In short, Stewart argues that because judges on the panel have ruled differently from what he thinks the law should be, that means the judges are biased. Therefore, he wants an en banc hearing in the name of vindicating “the values and integrity of [the appeals court’s] own judge-assignment process.”

Of course, this is bunk, but then bunk is all opponents of marriage equality have.  It isn’t a question of bias.  It’s a question of law.  Even Supreme Court Justice Antonin Scalia, hardly a liberal, hardly an advocate for marriage equality saw rulings like this one coming when the Supreme Court ruled the Defense of Marriage Act is unconstitutional.  In his dissent, Scalia wrote:

“The real rationale of today’s opinion, whatever disappearing trail of its legalistic argle-bargle one chooses to follow,” Justice Scalia wrote, “is that DOMA is motivated by ‘bare . . . desire to harm’ couples in same-sex marriages.”

“How easy it is… “indeed how inevitable, to reach the same conclusion with regard to state laws denying same-sex couples marital status.”

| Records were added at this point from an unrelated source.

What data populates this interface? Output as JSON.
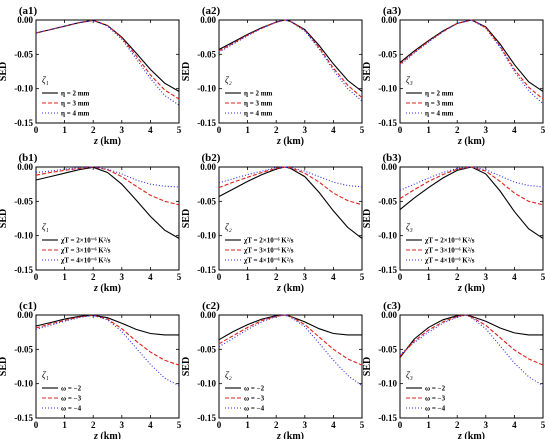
{
  "figure": {
    "colors": {
      "solid": "#000000",
      "dashed": "#e0201c",
      "dotted": "#2a2ae0"
    },
    "line_styles": [
      "solid",
      "dashed",
      "dotted"
    ]
  },
  "chart_data": [
    {
      "panel": "(a1)",
      "type": "line",
      "zeta": "ζ₁",
      "xlabel": "z (km)",
      "ylabel": "SED",
      "xlim": [
        0,
        5
      ],
      "ylim": [
        -0.15,
        0.0
      ],
      "xticks": [
        "0",
        "1",
        "2",
        "3",
        "4",
        "5"
      ],
      "yticks": [
        "0.00",
        "-0.05",
        "-0.10",
        "-0.15"
      ],
      "series": [
        {
          "name": "η = 2 mm",
          "x": [
            0,
            0.5,
            1,
            1.5,
            2,
            2.5,
            3,
            3.5,
            4,
            4.5,
            5
          ],
          "y": [
            -0.019,
            -0.014,
            -0.009,
            -0.004,
            -0.0005,
            -0.008,
            -0.025,
            -0.048,
            -0.072,
            -0.092,
            -0.104
          ]
        },
        {
          "name": "η = 3 mm",
          "x": [
            0,
            0.5,
            1,
            1.5,
            2,
            2.5,
            3,
            3.5,
            4,
            4.5,
            5
          ],
          "y": [
            -0.019,
            -0.014,
            -0.009,
            -0.004,
            -0.0005,
            -0.008,
            -0.026,
            -0.052,
            -0.08,
            -0.102,
            -0.115
          ]
        },
        {
          "name": "η = 4 mm",
          "x": [
            0,
            0.5,
            1,
            1.5,
            2,
            2.5,
            3,
            3.5,
            4,
            4.5,
            5
          ],
          "y": [
            -0.019,
            -0.014,
            -0.009,
            -0.004,
            -0.0005,
            -0.009,
            -0.028,
            -0.056,
            -0.085,
            -0.11,
            -0.124
          ]
        }
      ]
    },
    {
      "panel": "(a2)",
      "type": "line",
      "zeta": "ζ₂",
      "xlabel": "z (km)",
      "ylabel": "SED",
      "xlim": [
        0,
        5
      ],
      "ylim": [
        -0.15,
        0.0
      ],
      "xticks": [
        "0",
        "1",
        "2",
        "3",
        "4",
        "5"
      ],
      "yticks": [
        "0.00",
        "-0.05",
        "-0.10",
        "-0.15"
      ],
      "series": [
        {
          "name": "η = 2 mm",
          "x": [
            0,
            0.5,
            1,
            1.5,
            2,
            2.3,
            2.5,
            3,
            3.5,
            4,
            4.5,
            5
          ],
          "y": [
            -0.043,
            -0.032,
            -0.021,
            -0.011,
            -0.003,
            0.0,
            -0.002,
            -0.014,
            -0.037,
            -0.064,
            -0.088,
            -0.104
          ]
        },
        {
          "name": "η = 3 mm",
          "x": [
            0,
            0.5,
            1,
            1.5,
            2,
            2.3,
            2.5,
            3,
            3.5,
            4,
            4.5,
            5
          ],
          "y": [
            -0.045,
            -0.034,
            -0.022,
            -0.012,
            -0.003,
            0.0,
            -0.002,
            -0.015,
            -0.04,
            -0.07,
            -0.095,
            -0.113
          ]
        },
        {
          "name": "η = 4 mm",
          "x": [
            0,
            0.5,
            1,
            1.5,
            2,
            2.3,
            2.5,
            3,
            3.5,
            4,
            4.5,
            5
          ],
          "y": [
            -0.047,
            -0.035,
            -0.023,
            -0.012,
            -0.003,
            0.0,
            -0.002,
            -0.016,
            -0.042,
            -0.073,
            -0.1,
            -0.118
          ]
        }
      ]
    },
    {
      "panel": "(a3)",
      "type": "line",
      "zeta": "ζ₃",
      "xlabel": "z (km)",
      "ylabel": "SED",
      "xlim": [
        0,
        5
      ],
      "ylim": [
        -0.15,
        0.0
      ],
      "xticks": [
        "0",
        "1",
        "2",
        "3",
        "4",
        "5"
      ],
      "yticks": [
        "0.00",
        "-0.05",
        "-0.10",
        "-0.15"
      ],
      "series": [
        {
          "name": "η = 2 mm",
          "x": [
            0,
            0.5,
            1,
            1.5,
            2,
            2.5,
            3,
            3.5,
            4,
            4.5,
            5
          ],
          "y": [
            -0.062,
            -0.045,
            -0.03,
            -0.016,
            -0.005,
            0.0,
            -0.01,
            -0.035,
            -0.065,
            -0.09,
            -0.104
          ]
        },
        {
          "name": "η = 3 mm",
          "x": [
            0,
            0.5,
            1,
            1.5,
            2,
            2.5,
            3,
            3.5,
            4,
            4.5,
            5
          ],
          "y": [
            -0.064,
            -0.047,
            -0.031,
            -0.017,
            -0.005,
            0.0,
            -0.011,
            -0.038,
            -0.072,
            -0.098,
            -0.115
          ]
        },
        {
          "name": "η = 4 mm",
          "x": [
            0,
            0.5,
            1,
            1.5,
            2,
            2.5,
            3,
            3.5,
            4,
            4.5,
            5
          ],
          "y": [
            -0.066,
            -0.048,
            -0.032,
            -0.017,
            -0.005,
            0.0,
            -0.012,
            -0.04,
            -0.075,
            -0.103,
            -0.122
          ]
        }
      ]
    },
    {
      "panel": "(b1)",
      "type": "line",
      "zeta": "ζ₁",
      "xlabel": "z (km)",
      "ylabel": "SED",
      "xlim": [
        0,
        5
      ],
      "ylim": [
        -0.15,
        0.0
      ],
      "xticks": [
        "0",
        "1",
        "2",
        "3",
        "4",
        "5"
      ],
      "yticks": [
        "0.00",
        "-0.05",
        "-0.10",
        "-0.15"
      ],
      "series": [
        {
          "name": "χT = 2×10⁻⁶ K²/s",
          "x": [
            0,
            0.5,
            1,
            1.5,
            2,
            2.5,
            3,
            3.5,
            4,
            4.5,
            5
          ],
          "y": [
            -0.019,
            -0.014,
            -0.009,
            -0.004,
            -0.0005,
            -0.008,
            -0.025,
            -0.048,
            -0.072,
            -0.092,
            -0.104
          ]
        },
        {
          "name": "χT = 3×10⁻⁶ K²/s",
          "x": [
            0,
            0.5,
            1,
            1.5,
            2,
            2.5,
            3,
            3.5,
            4,
            4.5,
            5
          ],
          "y": [
            -0.012,
            -0.008,
            -0.005,
            -0.002,
            0.0,
            -0.004,
            -0.014,
            -0.028,
            -0.041,
            -0.05,
            -0.055
          ]
        },
        {
          "name": "χT = 4×10⁻⁶ K²/s",
          "x": [
            0,
            0.5,
            1,
            1.5,
            2,
            2.5,
            3,
            3.5,
            4,
            4.5,
            5
          ],
          "y": [
            -0.008,
            -0.006,
            -0.003,
            -0.001,
            0.0,
            -0.003,
            -0.01,
            -0.019,
            -0.025,
            -0.028,
            -0.029
          ]
        }
      ]
    },
    {
      "panel": "(b2)",
      "type": "line",
      "zeta": "ζ₂",
      "xlabel": "z (km)",
      "ylabel": "SED",
      "xlim": [
        0,
        5
      ],
      "ylim": [
        -0.15,
        0.0
      ],
      "xticks": [
        "0",
        "1",
        "2",
        "3",
        "4",
        "5"
      ],
      "yticks": [
        "0.00",
        "-0.05",
        "-0.10",
        "-0.15"
      ],
      "series": [
        {
          "name": "χT = 2×10⁻⁶ K²/s",
          "x": [
            0,
            0.5,
            1,
            1.5,
            2,
            2.3,
            2.5,
            3,
            3.5,
            4,
            4.5,
            5
          ],
          "y": [
            -0.043,
            -0.032,
            -0.021,
            -0.011,
            -0.003,
            0.0,
            -0.002,
            -0.014,
            -0.037,
            -0.064,
            -0.088,
            -0.104
          ]
        },
        {
          "name": "χT = 3×10⁻⁶ K²/s",
          "x": [
            0,
            0.5,
            1,
            1.5,
            2,
            2.3,
            2.5,
            3,
            3.5,
            4,
            4.5,
            5
          ],
          "y": [
            -0.03,
            -0.022,
            -0.015,
            -0.008,
            -0.002,
            0.0,
            -0.001,
            -0.009,
            -0.022,
            -0.038,
            -0.049,
            -0.055
          ]
        },
        {
          "name": "χT = 4×10⁻⁶ K²/s",
          "x": [
            0,
            0.5,
            1,
            1.5,
            2,
            2.3,
            2.5,
            3,
            3.5,
            4,
            4.5,
            5
          ],
          "y": [
            -0.023,
            -0.017,
            -0.011,
            -0.006,
            -0.001,
            0.0,
            -0.001,
            -0.006,
            -0.014,
            -0.022,
            -0.027,
            -0.029
          ]
        }
      ]
    },
    {
      "panel": "(b3)",
      "type": "line",
      "zeta": "ζ₃",
      "xlabel": "z (km)",
      "ylabel": "SED",
      "xlim": [
        0,
        5
      ],
      "ylim": [
        -0.15,
        0.0
      ],
      "xticks": [
        "0",
        "1",
        "2",
        "3",
        "4",
        "5"
      ],
      "yticks": [
        "0.00",
        "-0.05",
        "-0.10",
        "-0.15"
      ],
      "series": [
        {
          "name": "χT = 2×10⁻⁶ K²/s",
          "x": [
            0,
            0.5,
            1,
            1.5,
            2,
            2.5,
            3,
            3.5,
            4,
            4.5,
            5
          ],
          "y": [
            -0.062,
            -0.045,
            -0.03,
            -0.016,
            -0.005,
            0.0,
            -0.01,
            -0.035,
            -0.065,
            -0.09,
            -0.104
          ]
        },
        {
          "name": "χT = 3×10⁻⁶ K²/s",
          "x": [
            0,
            0.5,
            1,
            1.5,
            2,
            2.5,
            3,
            3.5,
            4,
            4.5,
            5
          ],
          "y": [
            -0.046,
            -0.033,
            -0.021,
            -0.011,
            -0.003,
            0.0,
            -0.006,
            -0.021,
            -0.038,
            -0.05,
            -0.055
          ]
        },
        {
          "name": "χT = 4×10⁻⁶ K²/s",
          "x": [
            0,
            0.5,
            1,
            1.5,
            2,
            2.5,
            3,
            3.5,
            4,
            4.5,
            5
          ],
          "y": [
            -0.034,
            -0.025,
            -0.016,
            -0.008,
            -0.002,
            0.0,
            -0.004,
            -0.013,
            -0.022,
            -0.027,
            -0.029
          ]
        }
      ]
    },
    {
      "panel": "(c1)",
      "type": "line",
      "zeta": "ζ₁",
      "xlabel": "z (km)",
      "ylabel": "SED",
      "xlim": [
        0,
        5
      ],
      "ylim": [
        -0.15,
        0.0
      ],
      "xticks": [
        "0",
        "1",
        "2",
        "3",
        "4",
        "5"
      ],
      "yticks": [
        "0.00",
        "-0.05",
        "-0.10",
        "-0.15"
      ],
      "series": [
        {
          "name": "ω = −2",
          "x": [
            0,
            0.5,
            1,
            1.5,
            2,
            2.5,
            3,
            3.5,
            4,
            4.5,
            5
          ],
          "y": [
            -0.016,
            -0.011,
            -0.006,
            -0.002,
            -0.0005,
            -0.004,
            -0.012,
            -0.021,
            -0.027,
            -0.029,
            -0.029
          ]
        },
        {
          "name": "ω = −3",
          "x": [
            0,
            0.5,
            1,
            1.5,
            2,
            2.5,
            3,
            3.5,
            4,
            4.5,
            5
          ],
          "y": [
            -0.019,
            -0.013,
            -0.008,
            -0.003,
            -0.0005,
            -0.006,
            -0.02,
            -0.038,
            -0.054,
            -0.066,
            -0.073
          ]
        },
        {
          "name": "ω = −4",
          "x": [
            0,
            0.5,
            1,
            1.5,
            2,
            2.5,
            3,
            3.5,
            4,
            4.5,
            5
          ],
          "y": [
            -0.021,
            -0.015,
            -0.009,
            -0.004,
            -0.0005,
            -0.007,
            -0.024,
            -0.048,
            -0.072,
            -0.092,
            -0.103
          ]
        }
      ]
    },
    {
      "panel": "(c2)",
      "type": "line",
      "zeta": "ζ₂",
      "xlabel": "z (km)",
      "ylabel": "SED",
      "xlim": [
        0,
        5
      ],
      "ylim": [
        -0.15,
        0.0
      ],
      "xticks": [
        "0",
        "1",
        "2",
        "3",
        "4",
        "5"
      ],
      "yticks": [
        "0.00",
        "-0.05",
        "-0.10",
        "-0.15"
      ],
      "series": [
        {
          "name": "ω = −2",
          "x": [
            0,
            0.5,
            1,
            1.5,
            2,
            2.3,
            2.5,
            3,
            3.5,
            4,
            4.5,
            5
          ],
          "y": [
            -0.036,
            -0.024,
            -0.014,
            -0.006,
            -0.001,
            0.0,
            -0.002,
            -0.01,
            -0.02,
            -0.027,
            -0.029,
            -0.029
          ]
        },
        {
          "name": "ω = −3",
          "x": [
            0,
            0.5,
            1,
            1.5,
            2,
            2.3,
            2.5,
            3,
            3.5,
            4,
            4.5,
            5
          ],
          "y": [
            -0.042,
            -0.03,
            -0.018,
            -0.008,
            -0.002,
            0.0,
            -0.002,
            -0.014,
            -0.032,
            -0.05,
            -0.064,
            -0.073
          ]
        },
        {
          "name": "ω = −4",
          "x": [
            0,
            0.5,
            1,
            1.5,
            2,
            2.3,
            2.5,
            3,
            3.5,
            4,
            4.5,
            5
          ],
          "y": [
            -0.046,
            -0.034,
            -0.021,
            -0.01,
            -0.002,
            0.0,
            -0.003,
            -0.017,
            -0.041,
            -0.066,
            -0.088,
            -0.103
          ]
        }
      ]
    },
    {
      "panel": "(c3)",
      "type": "line",
      "zeta": "ζ₃",
      "xlabel": "z (km)",
      "ylabel": "SED",
      "xlim": [
        0,
        5
      ],
      "ylim": [
        -0.15,
        0.0
      ],
      "xticks": [
        "0",
        "1",
        "2",
        "3",
        "4",
        "5"
      ],
      "yticks": [
        "0.00",
        "-0.05",
        "-0.10",
        "-0.15"
      ],
      "series": [
        {
          "name": "ω = −2",
          "x": [
            0,
            0.5,
            1,
            1.5,
            2,
            2.3,
            2.5,
            3,
            3.5,
            4,
            4.5,
            5
          ],
          "y": [
            -0.062,
            -0.035,
            -0.018,
            -0.007,
            -0.001,
            0.0,
            -0.002,
            -0.009,
            -0.019,
            -0.026,
            -0.029,
            -0.029
          ]
        },
        {
          "name": "ω = −3",
          "x": [
            0,
            0.5,
            1,
            1.5,
            2,
            2.3,
            2.5,
            3,
            3.5,
            4,
            4.5,
            5
          ],
          "y": [
            -0.06,
            -0.038,
            -0.022,
            -0.01,
            -0.002,
            0.0,
            -0.003,
            -0.015,
            -0.033,
            -0.051,
            -0.064,
            -0.073
          ]
        },
        {
          "name": "ω = −4",
          "x": [
            0,
            0.5,
            1,
            1.5,
            2,
            2.3,
            2.5,
            3,
            3.5,
            4,
            4.5,
            5
          ],
          "y": [
            -0.058,
            -0.04,
            -0.025,
            -0.012,
            -0.003,
            0.0,
            -0.004,
            -0.02,
            -0.045,
            -0.07,
            -0.09,
            -0.103
          ]
        }
      ]
    }
  ]
}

In reality, Stewart and the team of lawyers seeking to uphold Nevada’s ban on marriage equality are seeking a judicial form of vote suppression by seeking to invalidate the integrity of opponents to their ideological agenda. The question is how do they invalidate the rulings by other courts that addressed similar laws and how do they invalidate Justice Scalia’s dissent conceding that opponents of marriage equality lost the legal war?